Thursday, January 03, 2013

fashion politics, 2002

From an article by Duncan Campbell in The Guardian way back in September 2002.

Kenneth Cole, the New York clothing, footware and accessory company, has launched a major advertising campaign based on statements on key political issues. In the most controversial advert, carried in leading US newspapers this week, a young man carries a newspaper headlined 'Holy War' under his arm while wearing the company's pinstriped suit, brown shirt and blue tie. The slogan reads: "Mideast peace is the must-have for fall." 

Another advert shows a model in jeans, sweater and scarf with two small boys playing with toy guns behind her. "Gun safety... it's all the rage," it reads.

"There seem to be a number of companies doing this now," said James MacKinnon, senior editor of Adbusters, the Vancouver magazine which describes itself as "the journal of the mental environment" and specialises in deconstructing advertisements and media messages. 

"They usually use very softball, very mild social messages," said MacKinnon. "Kenneth Cole clearly recognises that people want to feel as though they are buying into some social value as they buy belts and shoes. Who doesn't want Middle East peace? Putting something like 'Ending the occupation in Palestine is the must-have for fall' would be actually saying something." 
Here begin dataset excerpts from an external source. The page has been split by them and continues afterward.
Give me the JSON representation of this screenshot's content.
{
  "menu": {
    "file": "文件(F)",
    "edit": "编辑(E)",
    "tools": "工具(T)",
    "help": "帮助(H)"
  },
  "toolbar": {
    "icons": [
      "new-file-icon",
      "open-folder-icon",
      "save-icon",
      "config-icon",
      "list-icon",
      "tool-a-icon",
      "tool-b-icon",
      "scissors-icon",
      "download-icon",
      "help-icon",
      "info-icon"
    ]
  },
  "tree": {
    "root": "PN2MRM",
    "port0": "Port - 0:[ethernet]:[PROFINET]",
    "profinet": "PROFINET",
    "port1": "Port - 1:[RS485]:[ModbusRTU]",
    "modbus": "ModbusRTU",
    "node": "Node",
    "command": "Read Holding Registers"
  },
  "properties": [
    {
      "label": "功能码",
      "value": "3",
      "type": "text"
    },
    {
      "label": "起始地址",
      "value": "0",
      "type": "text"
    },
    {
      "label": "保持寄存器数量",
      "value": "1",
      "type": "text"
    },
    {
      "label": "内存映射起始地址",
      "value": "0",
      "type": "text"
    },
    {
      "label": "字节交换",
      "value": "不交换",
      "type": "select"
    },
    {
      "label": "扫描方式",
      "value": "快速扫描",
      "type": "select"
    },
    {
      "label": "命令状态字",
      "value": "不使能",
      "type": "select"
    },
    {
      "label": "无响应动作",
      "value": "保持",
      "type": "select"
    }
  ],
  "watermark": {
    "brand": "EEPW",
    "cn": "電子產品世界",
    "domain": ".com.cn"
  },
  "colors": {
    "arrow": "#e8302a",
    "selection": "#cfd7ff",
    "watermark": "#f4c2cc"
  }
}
MacKinnon said that the trend of using social messages to sell fashion was started by Benetton, which ran an a series based on the idea of a multi-racial "united colours of Benetton". One advert featured a dying Aids patient. 

"This is just an empty stunt to stir up an empty controversy to sell an empty brand," said MacKinnon. 
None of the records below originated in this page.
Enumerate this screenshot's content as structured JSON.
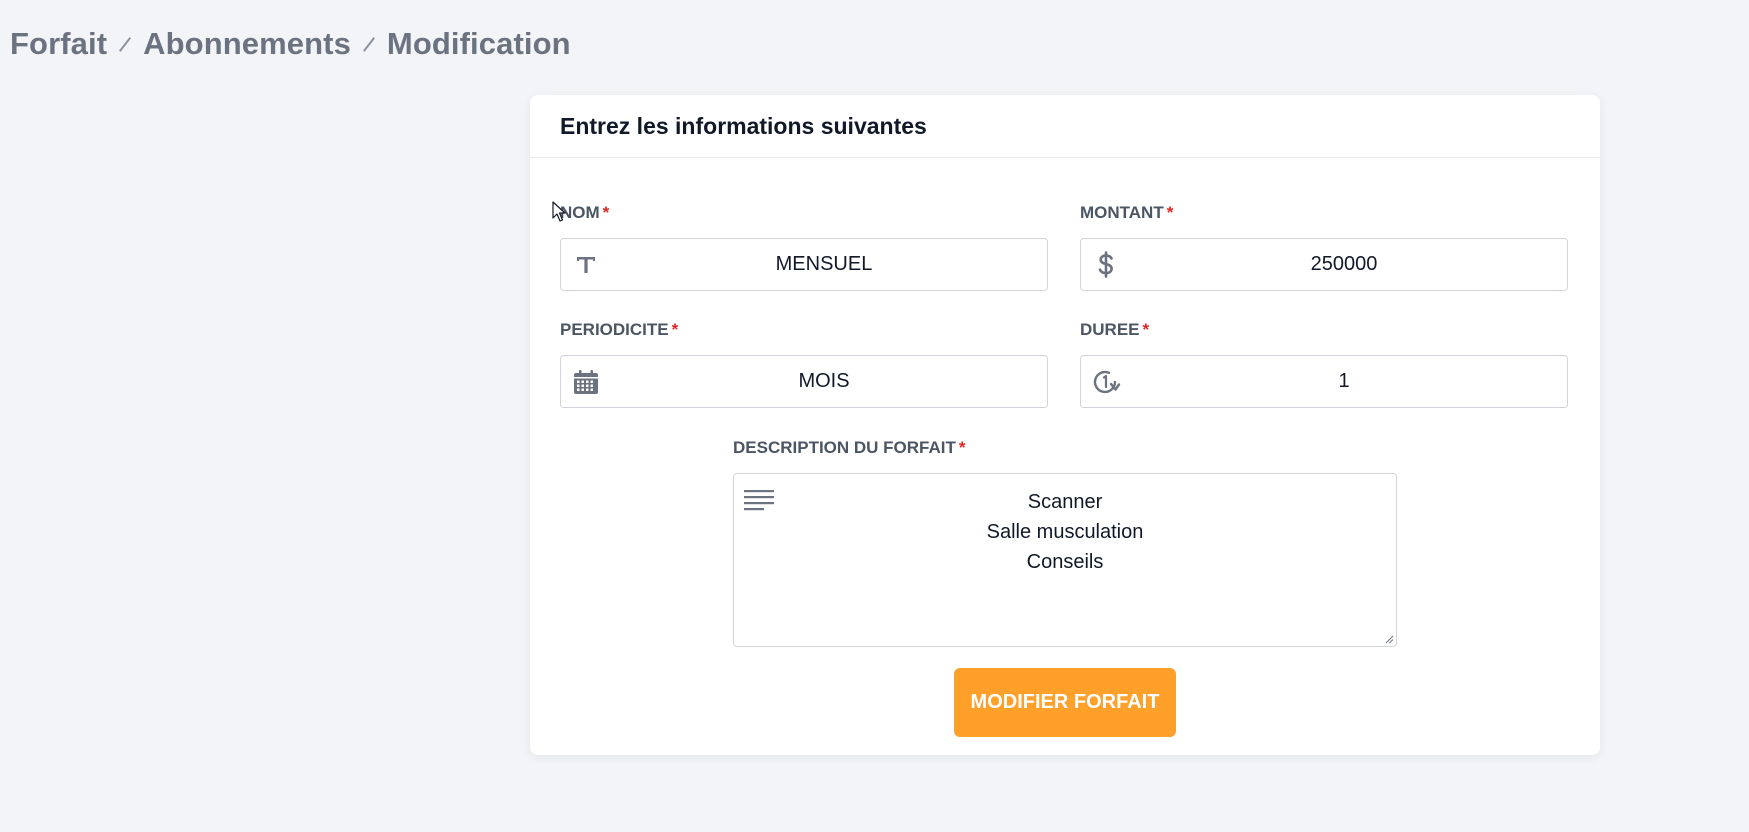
{
  "breadcrumb": {
    "items": [
      "Forfait",
      "Abonnements",
      "Modification"
    ]
  },
  "card": {
    "title": "Entrez les informations suivantes"
  },
  "form": {
    "nom": {
      "label": "NOM",
      "required_mark": "*",
      "value": "MENSUEL",
      "icon": "text-type-icon"
    },
    "montant": {
      "label": "MONTANT",
      "required_mark": "*",
      "value": "250000",
      "icon": "dollar-icon"
    },
    "periodicite": {
      "label": "PERIODICITE",
      "required_mark": "*",
      "value": "MOIS",
      "icon": "calendar-icon"
    },
    "duree": {
      "label": "DUREE",
      "required_mark": "*",
      "value": "1",
      "icon": "clock-rotate-icon"
    },
    "description": {
      "label": "DESCRIPTION DU FORFAIT",
      "required_mark": "*",
      "lines": [
        "Scanner",
        "Salle musculation",
        "Conseils"
      ],
      "icon": "paragraph-align-icon"
    },
    "submit_label": "MODIFIER FORFAIT"
  },
  "colors": {
    "page_bg": "#f3f4f8",
    "card_bg": "#ffffff",
    "accent": "#ffa02b",
    "required": "#dc2626",
    "label": "#4b5563",
    "icon": "#6b7280"
  }
}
A more thoroughgoing analysis can be found in "Gendered Security/National Security: Political Branding and Population Racism by Patricia Ticineto Clough and Craig Willse, writing in Social Text, available here.

Borrowing from the advertorial genre, the Kenneth Cole photos and text make the theme of security a matter of fashion, just a year after the attacks on the World Trade Center, and a few months before the invasion of Iraq in March 2003. Through the gendered codes of fashion, the photos and text link national security to personal security, proposing that the for-mer is essential to the latter, and that the latter might be gendered in sucha way as to concern women in particular and — in the visual treatment of the white woman and black woman as equivalent and interchangeable — all women in the same way.